Inquiring Minds Want to Know
Posted: March 16, 2013 Filed under: Uncategorized | Tags: choice time, inquiry, investigation, neighborhood study, vocabulary 2 CommentsHello Everyone!
We hope that you are enjoying the first steps towards spring! The sky stays light later, birds are chirping, and our children are edging towards the next grade. For Kristi, the spring thaw is also bringing opportunities to study the active construction site next door to the school, and a renewed sense of purpose to inquiry.
Inquiry is one of the areas that Kristi wanted to focus on when she returned to the classroom. How do you teach children to cultivate thoughtful wonderings, develop theories, and follow those theories up with study to confirm or revise them… all while teaching the social studies and science content for the grade?
Inquiry can exist with different amounts of scaffolds: the teacher can choose the topic and guide the inquiry, or the entire study may be driven by student interest. Kristi knew that kindergarten was entering the neighborhood study, but she let the children’s natural curiosity drive what part of the neighborhood they studied. Of course, the construction site right next door drew the most amount of lingering attention, and so the construction site inquiry was born.
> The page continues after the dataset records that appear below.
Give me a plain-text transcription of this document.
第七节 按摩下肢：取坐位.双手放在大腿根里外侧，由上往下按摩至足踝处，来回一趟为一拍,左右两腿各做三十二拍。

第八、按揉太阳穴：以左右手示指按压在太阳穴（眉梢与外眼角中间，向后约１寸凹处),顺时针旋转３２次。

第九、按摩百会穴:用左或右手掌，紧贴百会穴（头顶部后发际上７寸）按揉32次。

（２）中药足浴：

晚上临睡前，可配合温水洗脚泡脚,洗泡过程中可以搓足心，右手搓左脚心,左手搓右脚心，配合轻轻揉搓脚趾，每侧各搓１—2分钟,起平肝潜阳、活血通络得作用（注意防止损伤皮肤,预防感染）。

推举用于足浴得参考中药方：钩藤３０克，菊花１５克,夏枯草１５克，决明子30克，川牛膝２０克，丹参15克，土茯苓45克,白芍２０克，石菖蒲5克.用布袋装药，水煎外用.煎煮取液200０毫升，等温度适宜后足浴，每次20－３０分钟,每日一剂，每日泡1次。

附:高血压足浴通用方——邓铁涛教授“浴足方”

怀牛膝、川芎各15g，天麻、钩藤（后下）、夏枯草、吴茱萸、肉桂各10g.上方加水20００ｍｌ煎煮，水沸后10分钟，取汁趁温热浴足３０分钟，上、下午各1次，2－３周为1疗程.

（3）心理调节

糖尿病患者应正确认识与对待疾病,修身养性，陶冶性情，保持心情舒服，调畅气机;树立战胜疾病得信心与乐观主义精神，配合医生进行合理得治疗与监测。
Charts and Tools to Support the Study
One of the first things the class did was visit the site to observe and sketch what they noticed. At the same time, Kristi took photos. She printed and enlarged the photos and the class studied them. As they read books about construction, and interviewed people connected with the site, they labeled the pictures with their new knowledge and vocabulary.
The class visited the site repeatedly and were fortunate to see some major demolition in action. Kristi used her phone to record video of a column being pulled down and the class later watched and rewatched the video to understand what was happening. From that, the following how-to class book was born:
As the process went on, the questions children asked changed from, “What is that?” while pointing to a machine, to bigger questions like, “How do they know how to make the building?” which has led the class off in the direction of architecture and blueprints.
After a few visits to the construction site, children began to replicate some of what they had seen in choice time. In this way the vocabulary was used and reused. To help children imagine the possibilities, Kristi taught a choice time lesson that showed them that you can make what you saw on an investigation!
Construction is everywhere in choice time now: blocks, legos, and even in cardboard!
This is a two story cardboard dollhouse, made by two students, complete with people!
The class inquiry is continuing on in the direction set by the children-blueprints and models-and Kristi is referring again and again to the standards for social studies to ensure that she is also covering the requirements through read aloud, interviews, and videos.
Happy charting, and happy inquiring!